And should you ever fancy a weapon change to liven up boring between-boss hunting quests – perhaps a quick go on a gunlance or a mace instead of a greatsword – you're back to square one, unable to muster up so much as a two-hit combo until you've trawled around in caves for an hour or two. The game cripples you for wanting to try something new.

And you'll be desperate for something new. If you persist with Lord of Arcana, combat starts to warm up again, but that just makes you realise that it was never all that good to begin with. There's an enduring lack of interesting monsters to fight or enviable weapons to poke them with. Crafting relies upon materials that only have a slim chance of appearing after you chase pathetic enemies around the map into specific 'Arcana zones'. There's just no reward for the grind - it's like saving up your wages for months and months for a new car and only being able to afford a second-hand Ford Fiesta.

It's not even particularly difficult at any point – just repetitious. A chirpy, well-translated script offers occasional moments of levity, but otherwise it's grind, grind, grind, and the process is slow.

Enemies run around free-range during quests, but you're put into a separate circular arena for combat, breaking up the flow with loading and a cut-scene every time you accidentally bump into a skeleton. Over hours of play, those seconds of wasted time add up. If I'd picked up a book for 10 seconds at the beginning and end of every single fight instead of hammering X through the battle intro in irritation, I might have finally finished Gravity's Rainbow by now.

You might have noticed that I've not commented on how Lord of Arcana works in multiplayer – that's because it's been impossible to test. Lord of Arcana doesn't have online multiplayer. I'm willing to bet that if I can't find anybody else to get together with for a game when many of my friends play the things for a living, you won't be able to either.

Playing Lord of Arcana has made me acutely aware of the differences between games that embrace the grind and games that abuse it. Certainly, you have to kill the same beasts more than a few times in Monster Hunter, but doing so sharpens your abilities. You have to repeat yourself a lot in Demon's Souls, but every time you fail, you learn something. These games limit you not by your level, but by your skill, goading you into bettering yourself.

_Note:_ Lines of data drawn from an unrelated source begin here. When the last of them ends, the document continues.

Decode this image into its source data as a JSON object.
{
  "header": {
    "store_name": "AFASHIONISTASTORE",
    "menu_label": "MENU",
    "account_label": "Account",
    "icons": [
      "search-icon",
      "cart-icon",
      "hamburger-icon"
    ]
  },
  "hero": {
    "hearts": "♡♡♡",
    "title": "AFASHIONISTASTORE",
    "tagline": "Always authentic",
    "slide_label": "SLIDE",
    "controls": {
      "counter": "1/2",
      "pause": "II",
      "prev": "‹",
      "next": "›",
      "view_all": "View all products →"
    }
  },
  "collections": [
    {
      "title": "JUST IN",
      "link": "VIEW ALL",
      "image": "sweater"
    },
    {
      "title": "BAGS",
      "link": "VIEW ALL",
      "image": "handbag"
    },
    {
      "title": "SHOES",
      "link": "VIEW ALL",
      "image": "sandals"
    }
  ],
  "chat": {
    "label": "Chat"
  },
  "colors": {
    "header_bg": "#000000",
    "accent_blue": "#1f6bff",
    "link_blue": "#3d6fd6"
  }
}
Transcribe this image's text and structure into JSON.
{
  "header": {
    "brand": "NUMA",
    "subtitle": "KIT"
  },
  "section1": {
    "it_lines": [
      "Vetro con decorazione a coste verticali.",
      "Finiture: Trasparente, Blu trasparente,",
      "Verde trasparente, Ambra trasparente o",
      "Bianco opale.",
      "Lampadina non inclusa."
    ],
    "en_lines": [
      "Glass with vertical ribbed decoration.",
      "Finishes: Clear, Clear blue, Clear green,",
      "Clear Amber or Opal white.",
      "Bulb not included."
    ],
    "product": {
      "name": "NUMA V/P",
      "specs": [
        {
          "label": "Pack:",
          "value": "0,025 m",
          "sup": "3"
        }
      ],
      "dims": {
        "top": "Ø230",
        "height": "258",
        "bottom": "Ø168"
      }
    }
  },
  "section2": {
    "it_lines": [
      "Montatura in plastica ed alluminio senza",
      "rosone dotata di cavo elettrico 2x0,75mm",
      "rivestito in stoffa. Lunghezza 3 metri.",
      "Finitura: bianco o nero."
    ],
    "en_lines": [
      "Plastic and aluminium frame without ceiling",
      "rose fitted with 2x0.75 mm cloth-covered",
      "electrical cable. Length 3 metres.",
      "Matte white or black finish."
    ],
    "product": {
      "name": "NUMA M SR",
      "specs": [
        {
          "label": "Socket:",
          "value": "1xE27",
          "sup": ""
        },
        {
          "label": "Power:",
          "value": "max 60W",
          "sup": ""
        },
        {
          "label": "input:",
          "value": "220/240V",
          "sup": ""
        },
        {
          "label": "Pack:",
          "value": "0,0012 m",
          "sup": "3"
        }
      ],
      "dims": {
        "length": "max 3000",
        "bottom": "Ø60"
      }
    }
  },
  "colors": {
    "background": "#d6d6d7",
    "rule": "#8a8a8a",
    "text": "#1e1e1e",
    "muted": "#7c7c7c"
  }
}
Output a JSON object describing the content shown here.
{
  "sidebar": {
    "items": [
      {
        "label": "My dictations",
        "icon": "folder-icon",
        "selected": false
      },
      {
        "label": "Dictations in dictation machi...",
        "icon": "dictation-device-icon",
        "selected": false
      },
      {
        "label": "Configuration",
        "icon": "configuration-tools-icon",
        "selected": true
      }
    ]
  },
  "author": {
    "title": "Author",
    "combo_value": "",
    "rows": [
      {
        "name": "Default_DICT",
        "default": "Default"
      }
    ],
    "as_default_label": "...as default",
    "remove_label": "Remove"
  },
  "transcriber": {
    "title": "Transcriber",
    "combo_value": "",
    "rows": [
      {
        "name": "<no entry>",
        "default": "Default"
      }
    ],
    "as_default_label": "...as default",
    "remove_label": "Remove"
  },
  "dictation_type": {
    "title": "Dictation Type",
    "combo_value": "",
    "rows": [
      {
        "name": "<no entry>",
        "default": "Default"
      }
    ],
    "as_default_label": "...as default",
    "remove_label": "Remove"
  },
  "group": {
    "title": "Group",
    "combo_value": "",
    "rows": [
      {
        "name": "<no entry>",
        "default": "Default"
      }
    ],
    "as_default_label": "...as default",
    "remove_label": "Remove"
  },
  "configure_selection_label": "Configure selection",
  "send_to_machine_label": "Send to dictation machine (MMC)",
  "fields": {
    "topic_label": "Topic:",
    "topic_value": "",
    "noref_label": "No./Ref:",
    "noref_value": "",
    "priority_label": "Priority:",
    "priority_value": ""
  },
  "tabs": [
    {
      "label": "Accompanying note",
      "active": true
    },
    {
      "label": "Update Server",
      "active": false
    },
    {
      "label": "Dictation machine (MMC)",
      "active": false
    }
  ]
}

Grinding should be about improving your playing instincts, not arbitrary numbers on a character sheet.

Lord of Arcana, though, holds things back from you for hours with no good reason, and in doing do it destroys the appeal of the games it's trying to emulate. All the components are there – the quest structure, the big monsters, the oversized weapons and screens full of trinkets looted from dead goblins – but all the challenge and complexity are gone, leaving behind an abandoned shell.

Lord of Arcana isn't all that bad, really, but it certainly isn't good. It's barely got any good ideas, and the few it does have are not its own. It could have been a Monster Hunter Lite, with more emphasis on big bosses and gory finishing moves and less on collecting raptor talons and moss to make into a hat – but instead it's just a hollow, characterless echo of the game it's trying to be.